Convicted fraudster David Ross has been sentenced to 10 years and 10 months in jail for running a multimillion-dollar Ponzi scheme.
The 63-year-old was sentenced in Wellington District Court on Friday over charges laid by the Serious Fraud Office and the Financial Markets Authority, including false accounting and theft by a person in a special relationship.
The Ross Asset Management director pleaded guilty on 29 August this year over the Ponzi scheme in which returns to investors come from their own money or other investors' money.
Ross falsely overstated the company's investments at about $400 million and the amount lost is $115 million of investors' money. The scheme was frozen last year in 2012 with 200 investors who had made money and 600 who lost money.
Crown prosecutor Kristy McDonald, QC, told the court on Friday that Ross was driven by ego and wanted to be considered a leader in the financial field, with the resulting benefits and adulation that would bring.
Four investors read out victim impact statements, telling of their anger at losing not only their life savings, but also losing trust in other investment providers.
One man shouted at Ross and told him to look at him when he was giving his statement.
Another spoke of feeling extremely suicidal and said he and his wife had lost $1.4 million. He said they thought they were wealthy and were ready to enjoy retirement but have had to sell their home of 18 years and their business interests.
A couple who had been saving to set up a home for their severely autistic son told the court they had lost the ability to do that and fear for what will happen to their son when they can no longer care for him.
Judge Denys Barry told Ross that his hubris has done incalculable harm to vulnerable people. He said many people had lost life savings and were forced to continue working into their old age. Many of the victims are elderly, frail or ill, he said.
Judge Barry called Ross a liar and a thief and said the scale of his offending is unprecedented in New Zealand.
The judge said the common themes in the victim impact statements were guilt because those defrauded have lost money intended to support their families, and in some cases they encouraged others to invest with Ross.
He ordered that Ross serve at least five years and five months of the sentence before being eligible for parole.
Defence lawyer Gary Turkington said Ross was genuinely remorseful and concerned for his victims.
Mr Turkington also read an extract from a letter Ross had sent to investors, in which he said he had been having medical treatment but now had sufficient strength to carry on. It also said Ross had been cooperating with the authorities and wished that his offending had never happened.
Sentence 'too light'
Outside court, some of the victims called the sentence a joke. The Ross Asset Management Investors Group, which is representing Ross' financial victims, said the sentence is nowhere near long enough.

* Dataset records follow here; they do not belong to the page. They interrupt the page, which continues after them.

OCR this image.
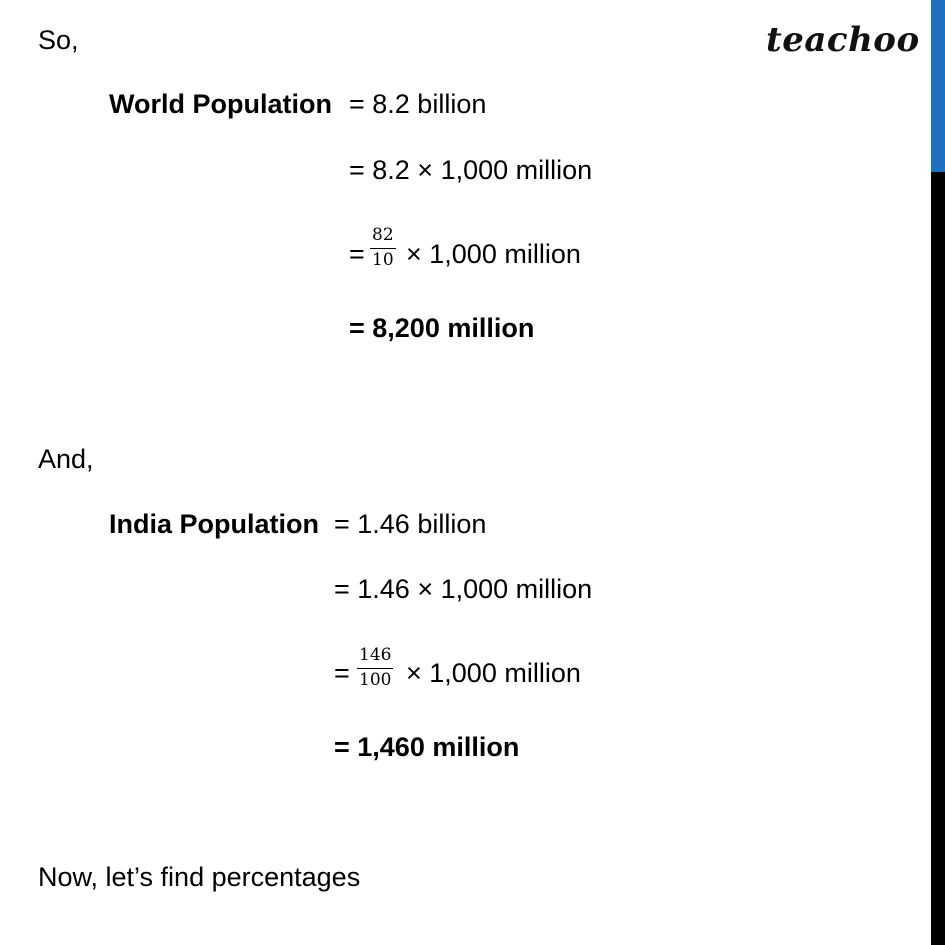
teachoo
So,
World Population = 8.2 billion
= 8.2 × 1,000 million
= $\frac{82}{10} \times 1,000$ million
= 8,200 million
And,
India Population = 1.46 billion
= 1.46 × 1,000 million
= $\frac{146}{100} \times 1,000$ million
= 1,460 million
Now, let’s find percentages
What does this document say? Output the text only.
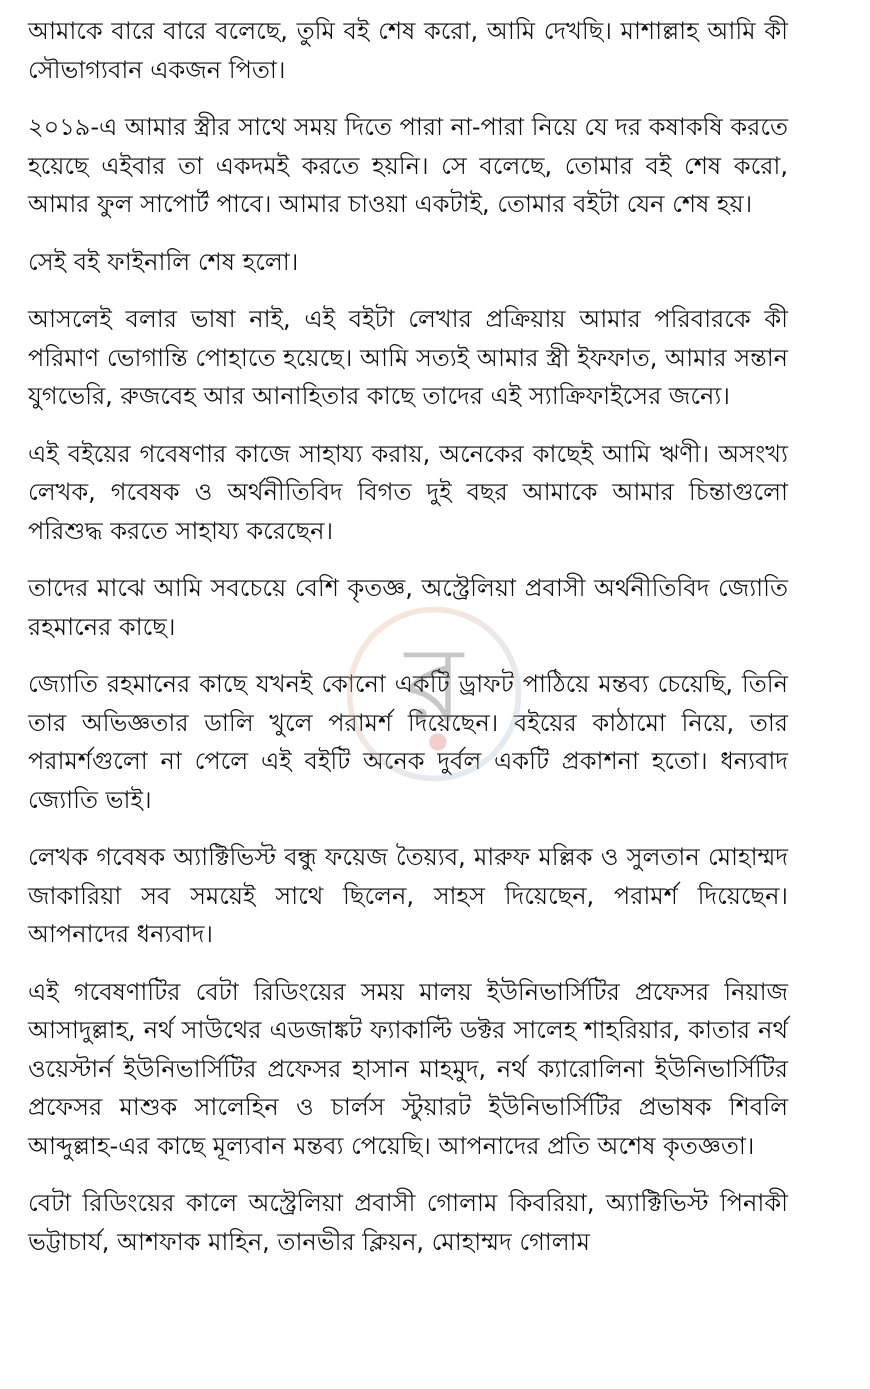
আমাকে বারে বারে বলেছে, তুমি বই শেষ করো, আমি দেখছি। মাশাল্লাহ আমি কী সৌভাগ্যবান একজন পিতা।

২০১৯-এ আমার স্ত্রীর সাথে সময় দিতে পারা না-পারা নিয়ে যে দর কষাকষি করতে হয়েছে এইবার তা একদমই করতে হয়নি। সে বলেছে, তোমার বই শেষ করো, আমার ফুল সাপোর্ট পাবে। আমার চাওয়া একটাই, তোমার বইটা যেন শেষ হয়।

সেই বই ফাইনালি শেষ হলো।

আসলেই বলার ভাষা নাই, এই বইটা লেখার প্রক্রিয়ায় আমার পরিবারকে কী পরিমাণ ভোগান্তি পোহাতে হয়েছে। আমি সত্যই আমার স্ত্রী ইফফাত, আমার সন্তান যুগভেরি, রুজবেহ আর আনাহিতার কাছে তাদের এই স্যাক্রিফাইসের জন্যে।

এই বইয়ের গবেষণার কাজে সাহায্য করায়, অনেকের কাছেই আমি ঋণী। অসংখ্য লেখক, গবেষক ও অর্থনীতিবিদ বিগত দুই বছর আমাকে আমার চিন্তাগুলো পরিশুদ্ধ করতে সাহায্য করেছেন।

তাদের মাঝে আমি সবচেয়ে বেশি কৃতজ্ঞ, অস্ট্রেলিয়া প্রবাসী অর্থনীতিবিদ জ্যোতি রহমানের কাছে।

জ্যোতি রহমানের কাছে যখনই কোনো একটি ড্রাফট পাঠিয়ে মন্তব্য চেয়েছি, তিনি তার অভিজ্ঞতার ডালি খুলে পরামর্শ দিয়েছেন। বইয়ের কাঠামো নিয়ে, তার পরামর্শগুলো না পেলে এই বইটি অনেক দুর্বল একটি প্রকাশনা হতো। ধন্যবাদ জ্যোতি ভাই।

লেখক গবেষক অ্যাক্টিভিস্ট বন্ধু ফয়েজ তৈয়্যব, মারুফ মল্লিক ও সুলতান মোহাম্মদ জাকারিয়া সব সময়েই সাথে ছিলেন, সাহস দিয়েছেন, পরামর্শ দিয়েছেন। আপনাদের ধন্যবাদ।

এই গবেষণাটির বেটা রিডিংয়ের সময় মালয় ইউনিভার্সিটির প্রফেসর নিয়াজ আসাদুল্লাহ, নর্থ সাউথের এডজাঙ্কট ফ্যাকাল্টি ডক্টর সালেহ শাহরিয়ার, কাতার নর্থ ওয়েস্টার্ন ইউনিভার্সিটির প্রফেসর হাসান মাহমুদ, নর্থ ক্যারোলিনা ইউনিভার্সিটির প্রফেসর মাশুক সালেহিন ও চার্লস স্টুয়ারট ইউনিভার্সিটির প্রভাষক শিবলি আব্দুল্লাহ-এর কাছে মূল্যবান মন্তব্য পেয়েছি। আপনাদের প্রতি অশেষ কৃতজ্ঞতা।

বেটা রিডিংয়ের কালে অস্ট্রেলিয়া প্রবাসী গোলাম কিবরিয়া, অ্যাক্টিভিস্ট পিনাকী ভট্টাচার্য, আশফাক মাহিন, তানভীর ক্লিয়ন, মোহাম্মদ গোলাম

র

Spokesperson Bruce Tichbon said it was not a sufficient disincentive to stop further white collar fraud in this country. He said there has been a raft of such fraud in recent years and confidently predicted there would be more.
Mr Tichbon said he lost about $1 million - the value of his family home.
"I met with him many times and he was extremely plausible but every word he spoke to me was a total lie. That really, really hurts," he said.
The Serious Fraud office says it will continue to be vigilant in fighting financial crime to ensure there is no repeat of New Zealand's largest financial fraud.
Some investors believe there is money still hidden away, but SFO director Julie Read told Radio New Zealand's Checkpoint programme on Friday it looked at over 100,000 Ross transactions before charges were laid.
"The false accounting charge - the fifth charge which was the theft charge - covered the $115-odd million which was lost in terms of capital investment to Mr Ross' accounts. We've really done our job and we don't have a mandate to further investigate for the purpose of recovery I'm afraid."
Ms Read said next year's planned reform of the Financial Markets Authority law will address security of investors' money.